Take the case of the Apostle Paul. He could write to the Corinthian believers, “I will very gladly spend and be spent for you” (2 Cor. 12:15). Here is a wonderful instance of this matter. He was prepared to expend vital and spiritual energy if only he could be a help to them.

We may well challenge ourselves whether we live or merely exist; whether we are living to ourselves, or living for God and for others; living strenuously, for living is burning.

What a living was the Apostle Paul’s! He could say, “Yea, and if I be offered upon the sacrifice and service of your faith, I joy, and rejoice with you all” (Phi1. 2:17). He was not a candle wrapped up in tissue paper, and placed on a shelf, but a candle burning, shedding light till it guttered down in its socket. That life has influenced every Christian that ever existed. What a life! Living is burning!

Of course the great example of all is that of our Lord Jesus Christ. What did He not accomplish during that wonderful three and a half years of strenuous service, ending up with the tragedy of the cross; streams of life flowing from that wounded side, every pulsation of divine life for the believer gained by His wonderful poured-out life on the cross! So we read, “Christ loved the Church, and gave HIMSELF for it” (Eph. 5:25). He could not give more.
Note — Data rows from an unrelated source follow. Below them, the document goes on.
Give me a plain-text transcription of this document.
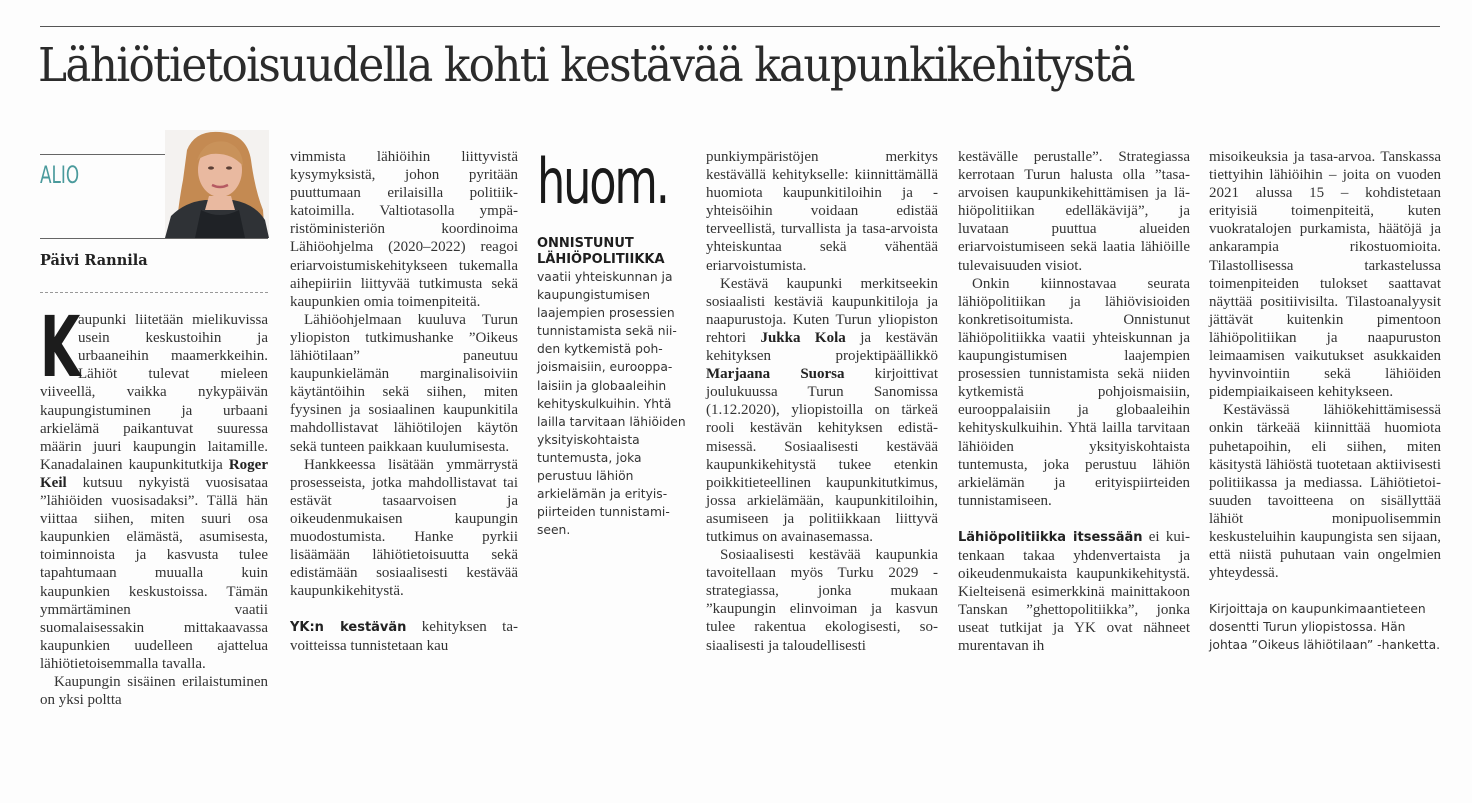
Lähiötietoisuudella kohti kestävää kaupunkikehitystä
ALIO
Päivi Rannila

K
aupunki liitetään mielikuvissa usein keskustoihin ja urbaaneihin maamerkkeihin. Lähiöt tulevat mieleen viiveellä, vaikka nykypäivän kaupungistuminen ja urbaani arkielämä paikantuvat suuressa määrin juuri kaupungin laitamille. Kanadalainen kaupunkitutkija Roger Keil kutsuu nykyistä vuosisataa ”lähiöiden vuosisadaksi”. Tällä hän viittaa siihen, miten suuri osa kaupunkien elämästä, asumisesta, toiminnoista ja kasvusta tulee tapahtumaan muualla kuin kaupunkien keskustoissa. Tämän ymmärtäminen vaatii suomalaisessakin mittakaavassa kaupunkien uudelleen ajattelua lähiötietoisemmalla tavalla.

Kaupungin sisäinen erilaistuminen on yksi poltta

vimmista lähiöihin liittyvistä kysymyksistä, johon pyritään puuttumaan erilaisilla politiikkatoimilla. Valtiotasolla ympäristöministeriön koordinoima Lähiöohjelma (2020–2022) reagoi eriarvoistumiskehitykseen tukemalla aihepiiriin liittyvää tutkimusta sekä kaupunkien omia toimenpiteitä.

Lähiöohjelmaan kuuluva Turun yliopiston tutkimushanke ”Oikeus lähiötilaan” paneutuu kaupunkielämän marginalisoiviin käytäntöihin sekä siihen, miten fyysinen ja sosiaalinen kaupunkitila mahdollistavat lähiötilojen käytön sekä tunteen paikkaan kuulumisesta.

Hankkeessa lisätään ymmärrystä prosesseista, jotka mahdollistavat tai estävät tasaarvoisen ja oikeudenmukaisen kaupungin muodostumista. Hanke pyrkii lisäämään lähiötietoisuutta sekä edistämään sosiaalisesti kestävää kaupunkikehitystä.

YK:n kestävän kehityksen tavoitteissa tunnistetaan kau

huom.
ONNISTUNUT
LÄHIÖPOLITIIKKA

vaatii yhteiskunnan ja kaupungistumisen laajempien prosessien tunnistamista sekä niiden kytkemistä pohjoismaisiin, eurooppalaisiin ja globaaleihin kehityskulkuihin. Yhtä lailla tarvitaan lähiöiden yksityiskohtaista tuntemusta, joka perustuu lähiön arkielämän ja erityispiirteiden tunnistamiseen.

punkiympäristöjen merkitys kestävällä kehitykselle: kiinnittämällä huomiota kaupunkitiloihin ja -yhteisöihin voidaan edistää terveellistä, turvallista ja tasa-arvoista yhteiskuntaa sekä vähentää eriarvoistumista.

Kestävä kaupunki merkitseekin sosiaalisti kestäviä kaupunkitiloja ja naapurustoja. Kuten Turun yliopiston rehtori Jukka Kola ja kestävän kehityksen projektipäällikkö Marjaana Suorsa kirjoittivat joulukuussa Turun Sanomissa (1.12.2020), yliopistoilla on tärkeä rooli kestävän kehityksen edistämisessä. Sosiaalisesti kestävää kaupunkikehitystä tukee etenkin poikkitieteellinen kaupunkitutkimus, jossa arkielämään, kaupunkitiloihin, asumiseen ja politiikkaan liittyvä tutkimus on avainasemassa.

Sosiaalisesti kestävää kaupunkia tavoitellaan myös Turku 2029 -strategiassa, jonka mukaan ”kaupungin elinvoiman ja kasvun tulee rakentua ekologisesti, sosiaalisesti ja taloudellisesti

kestävälle perustalle”. Strategiassa kerrotaan Turun halusta olla ”tasa-arvoisen kaupunkikehittämisen ja lähiöpolitiikan edelläkävijä”, ja luvataan puuttua alueiden eriarvoistumiseen sekä laatia lähiöille tulevaisuuden visiot.

Onkin kiinnostavaa seurata lähiöpolitiikan ja lähiövisioiden konkretisoitumista. Onnistunut lähiöpolitiikka vaatii yhteiskunnan ja kaupungistumisen laajempien prosessien tunnistamista sekä niiden kytkemistä pohjoismaisiin, eurooppalaisiin ja globaaleihin kehityskulkuihin. Yhtä lailla tarvitaan lähiöiden yksityiskohtaista tuntemusta, joka perustuu lähiön arkielämän ja erityispiirteiden tunnistamiseen.

Lähiöpolitiikka itsessään ei kuitenkaan takaa yhdenvertaista ja oikeudenmukaista kaupunkikehitystä. Kielteisenä esimerkkinä mainittakoon Tanskan ”ghettopolitiikka”, jonka useat tutkijat ja YK ovat nähneet murentavan ih

misoikeuksia ja tasa-arvoa. Tanskassa tiettyihin lähiöihin – joita on vuoden 2021 alussa 15 – kohdistetaan erityisiä toimenpiteitä, kuten vuokratalojen purkamista, häätöjä ja ankarampia rikostuomioita. Tilastollisessa tarkastelussa toimenpiteiden tulokset saattavat näyttää positiivisilta. Tilastoanalyysit jättävät kuitenkin pimentoon lähiöpolitiikan ja naapuruston leimaamisen vaikutukset asukkaiden hyvinvointiin sekä lähiöiden pidempiaikaiseen kehitykseen.

Kestävässä lähiökehittämisessä onkin tärkeää kiinnittää huomiota puhetapoihin, eli siihen, miten käsitystä lähiöstä tuotetaan aktiivisesti politiikassa ja mediassa. Lähiötietoisuuden tavoitteena on sisällyttää lähiöt monipuolisemmin keskusteluihin kaupungista sen sijaan, että niistä puhutaan vain ongelmien yhteydessä.

Kirjoittaja on kaupunkimaantieteen dosentti Turun yliopistossa. Hän johtaa ”Oikeus lähiötilaan” -hanketta.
With such an example before us, we may well ask, Do we live or do we merely exist? What need on every hand! Our villages are fast becoming pagan, and the population of pagan lands increasing faster than the increase of converts at the mission stations. Cinemas are crowded. Churches are empty. Men “are lovers of pleasure more than lovers of God” (2 Tim. 3:4). May God wake us up from the self-complacency that marks us too much and too often.